El quehacer cotidiano de ese culto a la amistad era tan sencillo como eficiente. Era muy básico, y consistía en lo siguiente: saludar al llegar, dejar lo más rápido posible las mochilas en sus habitaciones, recoger la merienda y bajar a la plaza para seguir jugando. Lo que constataba que lo cotidiano era la suma perfección.
Bien es verdad que el regreso a casa de ese lunes de febrero, que marcaba el veintitrés, había transcurrido muy rápido. Demasiado fugaz. Y el reloj pasó de las seis en punto a la media en menos tiempo de lo que podría considerarse como algo normal.
Siempre suele cumplirse esa maldita norma de que cuando llega lo mejor uno se tiene que marchar. Y esta condenada máxima también puede hacerse extensible para las buenas conversaciones. En esta ocasión sucedió que uno de los once muchachos contó que el día anterior -en febrero, a veintidós- fue a ver a su Atleti con su tío al Vicente Calderón. “¡Ganó el Atleti. Y no veas cómo ganó!”. “Ruiz marcó de cabeza con un gol que abrió y cerró el marcador”. El Hércules, dijo el chico, que parecía recitar la prensa que tocaba hoy, “era un conjunto muy rocoso y sobrio fuera de su casa, pero el equipo colchonero le resquebrajó. El Atleti este año sí que tenía toda la pinta de poder ser campeón”.

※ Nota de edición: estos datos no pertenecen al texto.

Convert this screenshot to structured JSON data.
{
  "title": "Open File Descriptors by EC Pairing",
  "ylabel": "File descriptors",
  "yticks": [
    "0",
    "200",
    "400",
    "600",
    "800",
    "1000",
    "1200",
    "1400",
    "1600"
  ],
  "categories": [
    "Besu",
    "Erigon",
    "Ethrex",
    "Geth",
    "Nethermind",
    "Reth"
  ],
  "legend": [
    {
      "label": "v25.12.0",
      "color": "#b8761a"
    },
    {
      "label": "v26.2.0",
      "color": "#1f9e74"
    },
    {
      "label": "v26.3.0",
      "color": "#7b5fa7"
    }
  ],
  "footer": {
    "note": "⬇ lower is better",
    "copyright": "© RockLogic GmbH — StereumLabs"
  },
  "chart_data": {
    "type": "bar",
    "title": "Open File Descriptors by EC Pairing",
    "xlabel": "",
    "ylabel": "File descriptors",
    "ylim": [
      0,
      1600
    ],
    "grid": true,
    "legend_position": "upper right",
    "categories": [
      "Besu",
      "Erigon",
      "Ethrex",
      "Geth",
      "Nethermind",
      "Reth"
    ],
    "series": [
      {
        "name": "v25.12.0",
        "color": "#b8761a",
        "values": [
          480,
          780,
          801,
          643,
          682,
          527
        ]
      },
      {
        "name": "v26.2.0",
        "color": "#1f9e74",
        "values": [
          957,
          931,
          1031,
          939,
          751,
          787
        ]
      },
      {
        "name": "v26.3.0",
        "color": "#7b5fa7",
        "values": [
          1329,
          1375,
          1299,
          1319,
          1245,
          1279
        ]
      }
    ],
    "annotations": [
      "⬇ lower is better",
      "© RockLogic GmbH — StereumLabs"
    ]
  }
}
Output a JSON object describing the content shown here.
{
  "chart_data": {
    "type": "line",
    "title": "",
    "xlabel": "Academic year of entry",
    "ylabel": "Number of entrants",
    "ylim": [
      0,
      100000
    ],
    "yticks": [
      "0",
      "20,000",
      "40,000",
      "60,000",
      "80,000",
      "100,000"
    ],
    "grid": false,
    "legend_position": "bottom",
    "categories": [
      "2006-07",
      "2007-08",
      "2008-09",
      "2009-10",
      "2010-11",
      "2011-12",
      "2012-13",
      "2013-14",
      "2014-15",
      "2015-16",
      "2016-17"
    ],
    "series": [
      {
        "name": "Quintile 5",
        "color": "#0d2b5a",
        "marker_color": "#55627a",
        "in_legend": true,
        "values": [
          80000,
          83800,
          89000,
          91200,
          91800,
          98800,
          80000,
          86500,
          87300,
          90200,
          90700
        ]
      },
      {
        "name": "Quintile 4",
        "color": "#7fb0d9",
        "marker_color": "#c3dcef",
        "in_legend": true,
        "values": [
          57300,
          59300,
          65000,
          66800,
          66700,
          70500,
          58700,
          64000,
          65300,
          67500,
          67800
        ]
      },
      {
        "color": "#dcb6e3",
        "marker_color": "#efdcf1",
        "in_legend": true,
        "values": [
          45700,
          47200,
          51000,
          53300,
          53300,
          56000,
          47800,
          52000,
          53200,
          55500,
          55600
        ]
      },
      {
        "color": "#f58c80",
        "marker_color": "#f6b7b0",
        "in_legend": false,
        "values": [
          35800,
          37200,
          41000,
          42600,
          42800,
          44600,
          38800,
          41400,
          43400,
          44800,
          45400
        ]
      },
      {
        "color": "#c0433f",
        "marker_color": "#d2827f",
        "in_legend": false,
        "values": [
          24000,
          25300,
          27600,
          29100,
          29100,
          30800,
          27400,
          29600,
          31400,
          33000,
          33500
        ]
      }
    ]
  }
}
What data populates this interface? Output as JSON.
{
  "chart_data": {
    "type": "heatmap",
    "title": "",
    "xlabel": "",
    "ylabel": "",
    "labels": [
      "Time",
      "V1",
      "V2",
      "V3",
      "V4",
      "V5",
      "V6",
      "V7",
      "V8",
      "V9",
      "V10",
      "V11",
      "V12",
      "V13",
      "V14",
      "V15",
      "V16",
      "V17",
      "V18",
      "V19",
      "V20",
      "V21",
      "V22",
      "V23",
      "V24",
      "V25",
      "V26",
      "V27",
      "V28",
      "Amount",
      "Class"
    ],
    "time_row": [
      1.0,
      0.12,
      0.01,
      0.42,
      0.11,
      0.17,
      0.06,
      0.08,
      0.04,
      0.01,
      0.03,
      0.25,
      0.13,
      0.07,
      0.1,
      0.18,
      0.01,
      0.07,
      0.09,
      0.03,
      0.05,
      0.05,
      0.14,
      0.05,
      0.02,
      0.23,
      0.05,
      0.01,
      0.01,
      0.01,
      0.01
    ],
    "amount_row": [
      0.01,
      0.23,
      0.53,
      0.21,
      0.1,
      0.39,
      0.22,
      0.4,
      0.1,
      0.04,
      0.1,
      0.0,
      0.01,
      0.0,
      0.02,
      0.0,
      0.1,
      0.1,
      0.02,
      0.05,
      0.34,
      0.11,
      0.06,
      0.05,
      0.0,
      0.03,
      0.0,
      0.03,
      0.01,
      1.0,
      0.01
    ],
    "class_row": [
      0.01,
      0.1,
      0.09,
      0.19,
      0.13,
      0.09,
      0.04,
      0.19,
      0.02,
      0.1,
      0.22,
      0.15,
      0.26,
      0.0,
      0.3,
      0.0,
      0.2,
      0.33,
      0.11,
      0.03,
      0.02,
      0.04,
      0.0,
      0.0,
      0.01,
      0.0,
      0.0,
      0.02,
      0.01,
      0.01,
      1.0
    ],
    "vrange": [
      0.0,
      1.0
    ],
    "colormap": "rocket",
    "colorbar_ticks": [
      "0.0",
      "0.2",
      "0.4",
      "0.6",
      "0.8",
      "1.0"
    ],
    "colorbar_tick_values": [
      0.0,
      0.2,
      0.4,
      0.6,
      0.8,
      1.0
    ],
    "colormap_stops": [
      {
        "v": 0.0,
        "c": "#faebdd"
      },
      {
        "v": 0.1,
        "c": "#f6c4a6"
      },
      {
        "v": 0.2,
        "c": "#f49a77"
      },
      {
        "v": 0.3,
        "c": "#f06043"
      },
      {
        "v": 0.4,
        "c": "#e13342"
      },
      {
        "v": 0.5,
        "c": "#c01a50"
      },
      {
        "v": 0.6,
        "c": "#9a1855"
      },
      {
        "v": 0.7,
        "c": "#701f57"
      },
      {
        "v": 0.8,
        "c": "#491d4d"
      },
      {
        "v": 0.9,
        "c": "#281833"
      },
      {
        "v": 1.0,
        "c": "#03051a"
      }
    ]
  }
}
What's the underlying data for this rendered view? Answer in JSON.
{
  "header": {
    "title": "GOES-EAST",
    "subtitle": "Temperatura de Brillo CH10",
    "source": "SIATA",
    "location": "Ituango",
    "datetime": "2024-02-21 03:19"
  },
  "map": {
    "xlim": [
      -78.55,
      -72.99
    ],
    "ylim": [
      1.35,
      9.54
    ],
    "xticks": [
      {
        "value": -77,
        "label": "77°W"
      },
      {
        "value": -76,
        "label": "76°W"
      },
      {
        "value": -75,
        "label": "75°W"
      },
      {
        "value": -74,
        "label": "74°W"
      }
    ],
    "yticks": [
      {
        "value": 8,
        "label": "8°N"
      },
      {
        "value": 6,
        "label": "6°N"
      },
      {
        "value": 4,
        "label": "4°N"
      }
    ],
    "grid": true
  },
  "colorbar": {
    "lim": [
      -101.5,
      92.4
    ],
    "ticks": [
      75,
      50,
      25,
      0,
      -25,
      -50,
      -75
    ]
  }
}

Pero justo al llegar a la esquina de la plaza, y para corroborar la tesis de que lo bueno no se puede dilatar, los chicos abandonaron la conversación, sin previo aviso, y salieron disparados a recoger su merienda, a dejar sus mochilas en su habitación para luego ir a toda prisa a jugar al balón. Pero subiendo a sus casas, ahí se quedaron. Ninguno bajó.
El día siguiente casi fue más extraño que lo que había sucedido la tarde anterior. De los once muchachos, cinco no fueron a la escuela. Otro llegó al colegio en coche. Y solo los otros cinco chicos restantes, trataron de comenzar la jornada como en ellos era habitual. Pero el trayecto lo hicieron en silencio. Hasta que al llegar al colegio uno de ellos se atrevió. Y murmuró: “Mi abuela ayer se pasó toda la noche llorando”. Y dijo otro: “Mi madre igual”.
El resto de la mañana no fue mucho mejor. Sin cuestionar nada los muchachos dedicaron su tiempo de estancia en la escuela a leer y a permanecer en silencio. Solo el sonido de fondo, que corría a cargo de un periodista de Radio Nacional, rompía esa canalla frecuencia empapada de miedo que inundaba la clase y que venía del exterior. Pero impredeciblemente, todo se terminó. Fue justo cuando Prudencio, el conserje, decidió por su cuenta abrir todas las puertas del colegio. También la de la cancha nueva. Fue a las doce y media en punto. En febrero, pasado el veintitrés.